Hier die Begründung:
Pyridoxin wird bereits in der Darmmukosa durch die Pyridoxalkinase zu Pyridoxal-5-phosphat (P-5-P / PALP) phosphorylisiert und liegt in dieser Form zu etwa 60% im Plasma vor.  Die Resorption von Pyridoxin (auch von Pyridoxal und Pyridoxamin) verläuft gut (Untersuchungen bis 400 mg Pyridoxin oral) und ohne Sättigung. PALP wird hingegen langsamer resorbiert, da es erst durch die AP gespalten werden muss und nicht als komplettes Molekül aufgenommen werden kann. PALP kann auch keine Zellmembranen passieren, so dass dies zwar die biologisch aktive Form ist, z.B. bei den Transaminierungen, aber erst extrazellulär durch AP gespalten und im ICR wieder phosphorylisiert werden muss.
 
PALP könnte im ECR eine Art Depotform darstellen. Der Grund warum Pyridxin und nicht Pyridoxal verwendet wird, ist rein technischer Natur, v.a. die temperatur- und Lagerungsstabilität. Die Konzentration aller P.  im Erythrozyten (die wir messen) ist bei Gesunden(!) etwa 4 – 5 mal so hoch wie im Plasma, gezielte Untersuchungen zu diesem Verhältnis bei KPU liegen mir nicht vor. .
 
Quelle Bässler, et al., Vitamin Lexikon, 2. Auflage, ISBN: 3-437-21140-4
 
 
Im Zusammenhang mit der KPU ist hier zu Bedenken, dass die AP ein Zn-abhängiges Enzym ist und die Spaltung von PALP zum Übertritt durch die Zellmembran bei Zn-Mangel mit niedriger AP-Aktivität sogar eingeschränkt sein kann, so dass möglicherweise die direkte Gabe von Pyridoxin i.v., dass also nicht erst zur PALP in der Darmmukosa phosphorylisiert wird und daher auch nicht von der AP gespalten werden muss, die vermutlich beste Variante ist.

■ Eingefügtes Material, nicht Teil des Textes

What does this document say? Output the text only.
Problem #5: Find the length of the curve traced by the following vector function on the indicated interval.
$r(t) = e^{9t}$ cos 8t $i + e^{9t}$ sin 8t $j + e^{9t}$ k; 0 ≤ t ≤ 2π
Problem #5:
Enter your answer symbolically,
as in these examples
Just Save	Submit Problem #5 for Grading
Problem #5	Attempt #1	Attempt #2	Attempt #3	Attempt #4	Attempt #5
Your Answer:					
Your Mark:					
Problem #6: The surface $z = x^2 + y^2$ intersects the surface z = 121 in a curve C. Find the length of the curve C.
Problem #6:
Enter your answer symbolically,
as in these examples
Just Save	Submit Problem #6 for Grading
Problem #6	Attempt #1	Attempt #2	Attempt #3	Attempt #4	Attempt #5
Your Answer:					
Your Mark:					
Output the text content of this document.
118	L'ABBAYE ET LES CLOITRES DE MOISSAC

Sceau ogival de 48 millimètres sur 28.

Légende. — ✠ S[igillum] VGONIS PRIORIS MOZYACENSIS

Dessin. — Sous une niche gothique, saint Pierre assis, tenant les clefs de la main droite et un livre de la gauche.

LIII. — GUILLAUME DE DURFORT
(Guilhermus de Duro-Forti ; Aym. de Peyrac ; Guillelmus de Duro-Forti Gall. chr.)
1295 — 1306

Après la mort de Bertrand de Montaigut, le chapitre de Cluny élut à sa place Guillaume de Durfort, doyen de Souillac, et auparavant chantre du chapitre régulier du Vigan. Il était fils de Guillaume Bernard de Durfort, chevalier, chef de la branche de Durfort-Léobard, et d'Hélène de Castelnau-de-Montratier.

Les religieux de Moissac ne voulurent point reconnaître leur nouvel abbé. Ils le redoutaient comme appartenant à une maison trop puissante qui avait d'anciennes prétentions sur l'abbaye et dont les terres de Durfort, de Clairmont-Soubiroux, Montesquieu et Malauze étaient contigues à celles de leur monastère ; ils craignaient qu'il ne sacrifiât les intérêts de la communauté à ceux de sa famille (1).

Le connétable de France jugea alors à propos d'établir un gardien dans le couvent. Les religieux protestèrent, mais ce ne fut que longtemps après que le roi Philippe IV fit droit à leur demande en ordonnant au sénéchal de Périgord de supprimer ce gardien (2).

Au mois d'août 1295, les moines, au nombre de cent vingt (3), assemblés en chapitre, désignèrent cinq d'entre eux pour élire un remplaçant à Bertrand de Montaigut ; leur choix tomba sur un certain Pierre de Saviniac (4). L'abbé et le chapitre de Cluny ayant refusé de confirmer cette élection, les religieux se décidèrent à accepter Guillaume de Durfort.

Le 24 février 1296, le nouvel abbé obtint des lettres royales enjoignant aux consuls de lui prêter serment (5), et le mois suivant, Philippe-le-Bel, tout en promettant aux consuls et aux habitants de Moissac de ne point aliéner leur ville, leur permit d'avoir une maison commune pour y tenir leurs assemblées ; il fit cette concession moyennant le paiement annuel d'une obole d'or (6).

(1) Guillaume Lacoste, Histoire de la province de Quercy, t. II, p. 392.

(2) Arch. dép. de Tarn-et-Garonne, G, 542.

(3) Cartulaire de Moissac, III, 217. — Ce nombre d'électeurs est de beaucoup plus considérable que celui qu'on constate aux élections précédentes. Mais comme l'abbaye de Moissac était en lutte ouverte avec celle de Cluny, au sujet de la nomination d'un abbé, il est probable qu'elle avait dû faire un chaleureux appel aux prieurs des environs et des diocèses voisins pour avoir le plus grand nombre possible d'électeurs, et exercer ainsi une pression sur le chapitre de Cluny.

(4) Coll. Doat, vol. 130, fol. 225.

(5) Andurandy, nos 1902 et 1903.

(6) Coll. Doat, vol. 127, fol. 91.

Ein hoher Spiegel „Vitamin B6“, im Vollblut (Plasma + Zellen) wie in der primären Frage von Dr. Wiechert beschrieben, und in der Tat sehr oft gefunden, kann daher möglicherweise einfach auf einen hohen Wert von PALP im Plasma hinweisen.
Die Möglichkeit einer Messung von PALP nur(!) im ICR ist mir nicht bekannt, obgleich dies natürlich der Parameter der Wahl wäre. Von daher propagiere ich bis auf weiteres therapeutisch parenterales B6 und die unbedingte Notwendigkeit den  VB-Zn Spiegel zu messen und wenn irgend möglich anzuheben.